To do so, we restrict the set of valid characters for file paths to alphanumeric characters and characters which have an encoding defined (currently /
, .
and -
) in /src/localImports/filePaths.ts
:
/**
* Maps characters that are legal in file paths but illegal in
* function names to strings which are legal in function names.
*/
export const charEncoding: Record<string, string> = {
'/': '$',
'.': '$dot$',
'-': '$dash$'
}
For example:
transformFilePathToValidFunctionName("/dir/a.js") === "__$dir$a$dot$js__";
Given that imported modules can themselves import other modules, it is important that we call the transformed functions in an order such that if A imports B, B must be called before A so that the result of calling B can be passed into the function call of A.
This is in fact a topological ordering problem. We can view nodes in our import graph as being modules, while edges as being dependencies between modules (when a module imports another). Since the import relationship is asymmetrical, these edges in the import graph are directed.
Once we have our directed graph abstraction, we can then run Kahn's algorithm to determine a valid topological ordering of modules (assuming that the import graph is acyclic). This topological ordering informs our AST transformer on the order in which the transformed functions should be invoked.
If we look at the example program above, /a.js
imports from /b.js
which imports from /c.js
which in turn imports from /d.js
.
Ignoring /a.js
since it is the entrypoint module and does not need to be transformed into a function, our transformer ends up with the following order of function calls:
const ___$d$dot$js___ = __$d$dot$js__();
const ___$c$dot$js___ = __$c$dot$js__(___$d$dot$js___);
const ___$b$dot$js___ = __$b$dot$js__(___$c$dot$js___);
A key principle behind why imports/exports are handled as described above is so that students have a mental model of how imports/exports work that can be described in Source code. Consequently, this also means that the import & export system for local modules cannot support circular dependencies.

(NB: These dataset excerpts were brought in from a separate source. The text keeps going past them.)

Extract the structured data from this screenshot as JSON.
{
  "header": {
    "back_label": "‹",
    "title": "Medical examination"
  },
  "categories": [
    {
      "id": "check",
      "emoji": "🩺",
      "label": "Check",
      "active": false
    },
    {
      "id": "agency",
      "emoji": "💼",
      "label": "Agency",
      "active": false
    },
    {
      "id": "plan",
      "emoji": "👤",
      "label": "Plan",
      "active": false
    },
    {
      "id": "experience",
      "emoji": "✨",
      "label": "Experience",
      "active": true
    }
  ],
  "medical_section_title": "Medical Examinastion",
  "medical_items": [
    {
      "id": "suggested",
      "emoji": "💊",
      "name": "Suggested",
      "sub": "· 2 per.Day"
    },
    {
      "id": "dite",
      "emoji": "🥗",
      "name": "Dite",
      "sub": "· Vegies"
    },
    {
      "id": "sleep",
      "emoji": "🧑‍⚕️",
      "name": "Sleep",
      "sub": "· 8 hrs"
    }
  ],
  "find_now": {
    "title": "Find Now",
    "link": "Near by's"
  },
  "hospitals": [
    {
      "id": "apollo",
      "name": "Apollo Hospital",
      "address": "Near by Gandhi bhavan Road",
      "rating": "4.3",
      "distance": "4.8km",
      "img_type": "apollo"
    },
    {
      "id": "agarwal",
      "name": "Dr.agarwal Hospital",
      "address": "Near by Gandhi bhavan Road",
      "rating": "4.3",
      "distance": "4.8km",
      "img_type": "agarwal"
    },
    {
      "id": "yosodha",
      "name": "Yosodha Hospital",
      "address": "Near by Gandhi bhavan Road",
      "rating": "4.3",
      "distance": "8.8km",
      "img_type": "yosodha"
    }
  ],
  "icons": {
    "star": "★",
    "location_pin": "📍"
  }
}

This is because the function calls must be made sequentially, yet a circular dependency implies that at least two of these function rely on the other being called first.
In the interest of having informative error messages, we have modified Kahn's algorithm above to also find any cycle in the import graph if it is not acyclic. This works by picking an arbitrary node on the cycle (as indicated by having a non-zero in-degree (number of incoming edges)), and then walking through an arbitrary neighbour of the node which also has a non-zero in-degree recursively. Once we visit the same node twice, we have completed a cycle and can stop the walk. All nodes that we visited in between the first and last time the same node was visited is part of a cycle, which we print in the error message.

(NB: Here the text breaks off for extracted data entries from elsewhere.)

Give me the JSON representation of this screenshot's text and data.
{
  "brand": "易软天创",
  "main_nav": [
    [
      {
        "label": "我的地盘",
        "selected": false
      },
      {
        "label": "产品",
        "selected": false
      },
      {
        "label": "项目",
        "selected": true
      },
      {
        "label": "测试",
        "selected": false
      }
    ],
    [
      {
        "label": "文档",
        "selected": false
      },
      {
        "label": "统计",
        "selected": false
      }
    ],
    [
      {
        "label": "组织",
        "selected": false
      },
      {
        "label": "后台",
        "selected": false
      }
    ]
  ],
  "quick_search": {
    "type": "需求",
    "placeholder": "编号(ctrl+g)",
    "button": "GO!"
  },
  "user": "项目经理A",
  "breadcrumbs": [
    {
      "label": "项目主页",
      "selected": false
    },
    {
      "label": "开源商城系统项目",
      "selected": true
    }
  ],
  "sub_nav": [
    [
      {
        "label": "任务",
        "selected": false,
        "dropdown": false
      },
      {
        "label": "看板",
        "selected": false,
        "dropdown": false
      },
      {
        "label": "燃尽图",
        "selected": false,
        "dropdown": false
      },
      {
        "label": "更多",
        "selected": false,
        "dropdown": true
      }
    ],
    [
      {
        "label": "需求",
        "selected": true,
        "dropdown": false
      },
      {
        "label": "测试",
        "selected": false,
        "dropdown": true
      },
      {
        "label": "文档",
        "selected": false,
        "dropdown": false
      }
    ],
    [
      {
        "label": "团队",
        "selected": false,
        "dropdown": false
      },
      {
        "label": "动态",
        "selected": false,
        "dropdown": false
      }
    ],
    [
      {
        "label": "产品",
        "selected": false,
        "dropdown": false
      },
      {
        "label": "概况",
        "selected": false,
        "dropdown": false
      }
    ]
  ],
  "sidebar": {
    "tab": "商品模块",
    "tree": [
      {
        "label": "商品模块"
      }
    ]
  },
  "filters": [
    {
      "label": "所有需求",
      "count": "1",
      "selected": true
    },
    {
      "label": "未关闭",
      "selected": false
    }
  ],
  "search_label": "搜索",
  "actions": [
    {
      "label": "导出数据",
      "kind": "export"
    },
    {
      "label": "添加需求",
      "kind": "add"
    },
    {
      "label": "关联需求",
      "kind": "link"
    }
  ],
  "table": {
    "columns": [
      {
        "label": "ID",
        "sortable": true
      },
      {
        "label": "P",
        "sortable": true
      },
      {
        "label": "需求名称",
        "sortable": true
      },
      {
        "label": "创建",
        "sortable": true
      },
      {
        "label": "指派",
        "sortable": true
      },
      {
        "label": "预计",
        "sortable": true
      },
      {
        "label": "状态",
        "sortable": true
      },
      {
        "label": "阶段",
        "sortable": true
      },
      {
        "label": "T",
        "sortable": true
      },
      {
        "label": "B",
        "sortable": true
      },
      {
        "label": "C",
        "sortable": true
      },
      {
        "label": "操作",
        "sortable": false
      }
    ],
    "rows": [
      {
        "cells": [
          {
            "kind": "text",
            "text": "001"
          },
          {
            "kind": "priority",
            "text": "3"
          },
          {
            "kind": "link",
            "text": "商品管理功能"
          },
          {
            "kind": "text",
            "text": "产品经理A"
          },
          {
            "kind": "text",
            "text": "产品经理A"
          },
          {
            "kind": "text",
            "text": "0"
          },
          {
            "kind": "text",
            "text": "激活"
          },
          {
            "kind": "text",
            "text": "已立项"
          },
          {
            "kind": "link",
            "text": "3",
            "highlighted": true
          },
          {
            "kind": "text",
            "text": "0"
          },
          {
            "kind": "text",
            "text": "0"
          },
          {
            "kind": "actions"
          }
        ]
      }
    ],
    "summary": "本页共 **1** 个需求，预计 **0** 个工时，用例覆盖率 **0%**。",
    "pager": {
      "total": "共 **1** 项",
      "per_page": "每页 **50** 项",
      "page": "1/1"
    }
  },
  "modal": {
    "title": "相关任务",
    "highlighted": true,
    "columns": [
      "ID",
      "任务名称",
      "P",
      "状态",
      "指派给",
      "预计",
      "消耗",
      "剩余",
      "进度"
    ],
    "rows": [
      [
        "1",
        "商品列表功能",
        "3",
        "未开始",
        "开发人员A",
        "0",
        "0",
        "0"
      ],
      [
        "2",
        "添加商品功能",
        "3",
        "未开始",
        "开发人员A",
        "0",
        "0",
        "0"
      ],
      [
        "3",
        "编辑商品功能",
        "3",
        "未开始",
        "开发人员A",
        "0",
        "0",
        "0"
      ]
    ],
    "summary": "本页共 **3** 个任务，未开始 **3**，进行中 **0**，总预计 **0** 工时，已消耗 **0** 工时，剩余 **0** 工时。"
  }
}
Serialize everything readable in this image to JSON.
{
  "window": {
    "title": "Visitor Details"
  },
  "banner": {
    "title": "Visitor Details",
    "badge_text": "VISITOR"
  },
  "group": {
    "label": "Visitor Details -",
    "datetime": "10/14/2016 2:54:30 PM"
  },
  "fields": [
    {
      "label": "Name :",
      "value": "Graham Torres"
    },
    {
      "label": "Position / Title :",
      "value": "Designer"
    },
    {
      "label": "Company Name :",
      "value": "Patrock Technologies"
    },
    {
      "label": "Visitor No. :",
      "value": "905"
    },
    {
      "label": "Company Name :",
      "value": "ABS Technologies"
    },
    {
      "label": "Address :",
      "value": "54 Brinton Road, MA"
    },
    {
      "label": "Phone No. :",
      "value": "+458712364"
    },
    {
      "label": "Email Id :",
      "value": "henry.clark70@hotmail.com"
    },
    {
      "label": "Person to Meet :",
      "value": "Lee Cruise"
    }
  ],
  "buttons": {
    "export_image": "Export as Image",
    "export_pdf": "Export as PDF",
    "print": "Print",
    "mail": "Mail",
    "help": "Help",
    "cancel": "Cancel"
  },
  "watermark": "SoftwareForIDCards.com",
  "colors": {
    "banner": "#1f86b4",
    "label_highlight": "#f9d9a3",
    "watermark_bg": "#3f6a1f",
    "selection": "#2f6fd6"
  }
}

The implementation of local module import & export supports more features than is enabled. For instance, only named exports are enabled in Source 2 through 4, even though default exports are implemented.
We control which import/export features are available at the AST node level.
The types of AST nodes allowed in the various chapters of Source are defined in the syntaxBlacklist
object.
Given that Source is a subset of JavaScript, the syntax for imports and exports is the same as JavaScript's. We make use of the Acorn parser to parse Source programs into their Abstract Syntax Tree (AST) representation. This particular representation is (mostly) compliant with the ESTree spec.
As such, we have the following import/export-related AST nodes to work with:
-
ExportNamedDeclaration
- any named exports.const x = 5; function square(x) { return x * x; } export { x as y, square };
-
ExportDefaultDeclaration
- the default export of a file/module.function cube = x => x * x * x; export default cube;
-
ExportAllDeclaration
- re-exporting/aggregating values exported from other modules.export * from "./b.js";
-
ImportDeclaration
- the parent AST node of all import specifiers. -
ImportSpecifier
- any named imports.import { x as y, z } from "./a.js";
-
ImportDefaultSpecifier
- the default import of a file/module.import x from "./a.js";
-
ImportNamespaceSpecifier
- imports all exported values from a module as an object.import * as x from "./a.js";
The Source chapters in which they are enabled are:
- 1 -
ImportDeclaration
,ImportSpecifier
- Needed for Source module imports.
- 2 -
ExportNamedDeclaration
- For Source 1 through 4, only named imports/exports is enabled. However, the implementation actually supports all AST nodes if possible so that they can be enabled by changing their values in the
syntaxBlacklist
.
- For Source 1 through 4, only named imports/exports is enabled. However, the implementation actually supports all AST nodes if possible so that they can be enabled by changing their values in the
- Library parser language (100) -
ExportDefaultDeclaration
,ImportDefaultSpecifier
- Default exports are implemented but not enabled in Source 1 through 4. They can however be used in the library parser language.
- Infinity (cannot be used at all) -
ExportAllDeclaration
,ImportNamespaceSpecifier
-
ExportAllDeclaration
will eventually be implemented, but not enabled in Source 1 through 4. Because of that, it is low priority and will be added at a later date. -
ImportNamespaceSpecifier
cannot be supported as Source does not allow dot notation (to access properties on objects).
-